Die sehr kompakte Brauanlage, die von der Kneipe aus zu sehen ist – ebenso wie die Küche –, befindet sich direkt hinter dem Tresen. Auf der linken Seite ist dieser klassisch mit Regalen voller Gläser und Flaschen ausgestattet, während rechts originelle kleine handgefertigte Schiefertafeln hängen, auf denen die Getränke vom Fass aufgeführt sind: Biere, Limonade, Bio-Cidre und sogar ein Gin Tonic mit regionalem Gin der Distillerie Hautefeuille aus Beaucourt-en-Santerre. Die Hausbiere, die etwa einen Monat lang gären und reifen, werden direkt aus den Lagertanks ins Glas gezapft.
Bei La Filature wird auf Qualität geachtet: Es gibt Naturweine, d. h. Weine in Bioqualität, die möglichst ohne Zusatzstoffe hergestellt werden und in der Regel nur die im Wein natürlich vorkommenden Sulfite enthalten, Eis aus einer Manufaktur und fair gehandelten Kaffee, der bei einer lokalen Röstmeisterin gekauft wird. Nicolas betont außerdem, dass die Ausrüstung La Filature gehört, was sie unabhängig macht, dadurch dass keine Verträge sie an Vertriebspartner bindet – eine Unabhängigkeit, die ihn stolz macht und auf die er großen Wert legt. Mittags ein Restaurant und abends ein Pub, bei La Filature wird alles darangesetzt, Lokales zu verarbeiten. Auch wenn dies nicht immer möglich ist, wird stets höchste Qualität angeboten. Als Vegetarier achtet Nicolas mit seinen Partnern und seinem Team darauf, immer mindestens ein vegetarisches Gericht auf die Karte zu setzen. Das Mittagsmenü besteht aus drei Vorspeisen, drei Hauptgerichten und drei Desserts, während abends, wenn Konzerte, Stand-up-Shows oder andere Veranstaltungen stattfinden, Snacks wie Croque-Monsieur, Pommes oder Hähnchennuggets serviert werden – alles wie immer selbstverständlich hausgemacht.

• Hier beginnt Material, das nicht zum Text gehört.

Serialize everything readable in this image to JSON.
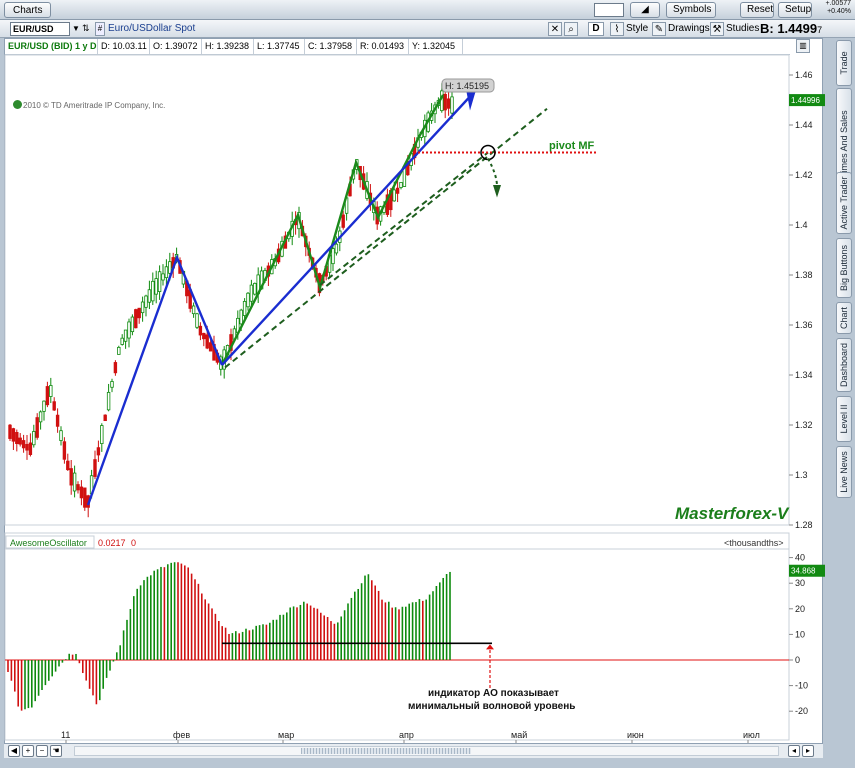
{
  "titlebar": {
    "tab": "Charts",
    "buttons": [
      "Symbols",
      "Reset",
      "Setup"
    ],
    "change_line1": "+.00577",
    "change_line2": "+0.40%"
  },
  "symbar": {
    "symbol": "EUR/USD",
    "description": "Euro/USDollar Spot",
    "period": "D",
    "style_label": "Style",
    "drawings_label": "Drawings",
    "studies_label": "Studies",
    "bid_label": "B: 1.4499",
    "bid_sub": "7"
  },
  "infobar": {
    "title": "EUR/USD (BID) 1 y D",
    "date": "D: 10.03.11",
    "open": "O: 1.39072",
    "high": "H: 1.39238",
    "low": "L: 1.37745",
    "close": "C: 1.37958",
    "range": "R: 0.01493",
    "y": "Y: 1.32045"
  },
  "copyright": "2010 © TD Ameritrade IP Company, Inc.",
  "price_axis": {
    "ticks": [
      "1.46",
      "1.44",
      "1.42",
      "1.4",
      "1.38",
      "1.36",
      "1.34",
      "1.32",
      "1.3",
      "1.28"
    ],
    "current": "1.44996"
  },
  "annotations": {
    "high_label": "H: 1.45195",
    "pivot": "pivot MF",
    "watermark": "Masterforex-V",
    "ao_note_line1": "индикатор АО показывает",
    "ao_note_line2": "минимальный волновой уровень"
  },
  "oscillator": {
    "name": "AwesomeOscillator",
    "value": "0.0217",
    "zero": "0",
    "units": "<thousandths>",
    "ticks": [
      "40",
      "30",
      "20",
      "10",
      "0",
      "-10",
      "-20"
    ],
    "current": "34.868"
  },
  "time_axis": [
    "11",
    "фев",
    "мар",
    "апр",
    "май",
    "июн",
    "июл"
  ],
  "right_tabs": [
    "Trade",
    "Times And Sales",
    "Active Trader",
    "Big Buttons",
    "Chart",
    "Dashboard",
    "Level II",
    "Live News"
  ],
  "colors": {
    "up": "#0e8a0e",
    "down": "#d01010",
    "wave": "#1b8a1b",
    "trend": "#1a2dd0",
    "channel": "#1e5e1e",
    "pivot": "#e01010"
  }
}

Die Abende können zwanglos im Freien stattfinden, da es in der Nähe noch keine Nachbarn gibt. Außerdem ist der Ort so gestaltet worden, dass er alle Generationen zusammenzubringt: Draußen gibt es eine Boulebahn, einen Spielplatz und einen Musikpavillon, und im Lokal befindet sich ein Podest, halb als Spielecke für Kinder und halb für Gäste. Vom Saal mit abnehmbaren halbhohen Raumteilern abgegrenzt und ausgestattet mit einem Theatervorhang, hinter dem sich Tische und Stühle leicht verbergen lassen, lässt er sich perfekt in eine Bühne verwandeln. Durch ihre Patina wirkt die Einrichtung des Lokals, als wäre sie schon immer da gewesen. Diese Illusion verdankt man dem Talent und der Erfahrung des Amienser Kunstmalers und Bühnenbildners Bertrand Siffritt, der all sein Können in den Dienst der Mikrobrauerei gestellt hat, um einen Ort zu erschaffen, an dem man sich in einer Atmosphäre des letzten Jahrhunderts wie zu Hause fühlt – ein Ambiente, das perfekt zur Cosserat-Welt passt. Als ehemaliger Trödler hat er es verstanden, Möbel, Objekte und Gemälde zu stöbern, zu restaurieren und so aufeinander abzustimmen, als wären sie alle schon immer da gewesen, im Geist der flämischen Schankstuben, der angelsächsischen Brewpubs und der Pariser Bistros der 1930er-Jahre. Dabei hat er die ihm gegebene künstlerische Freiheit meisterhaft umzusetzen gewusst, indem er die Identität der Filature gewahrt hat.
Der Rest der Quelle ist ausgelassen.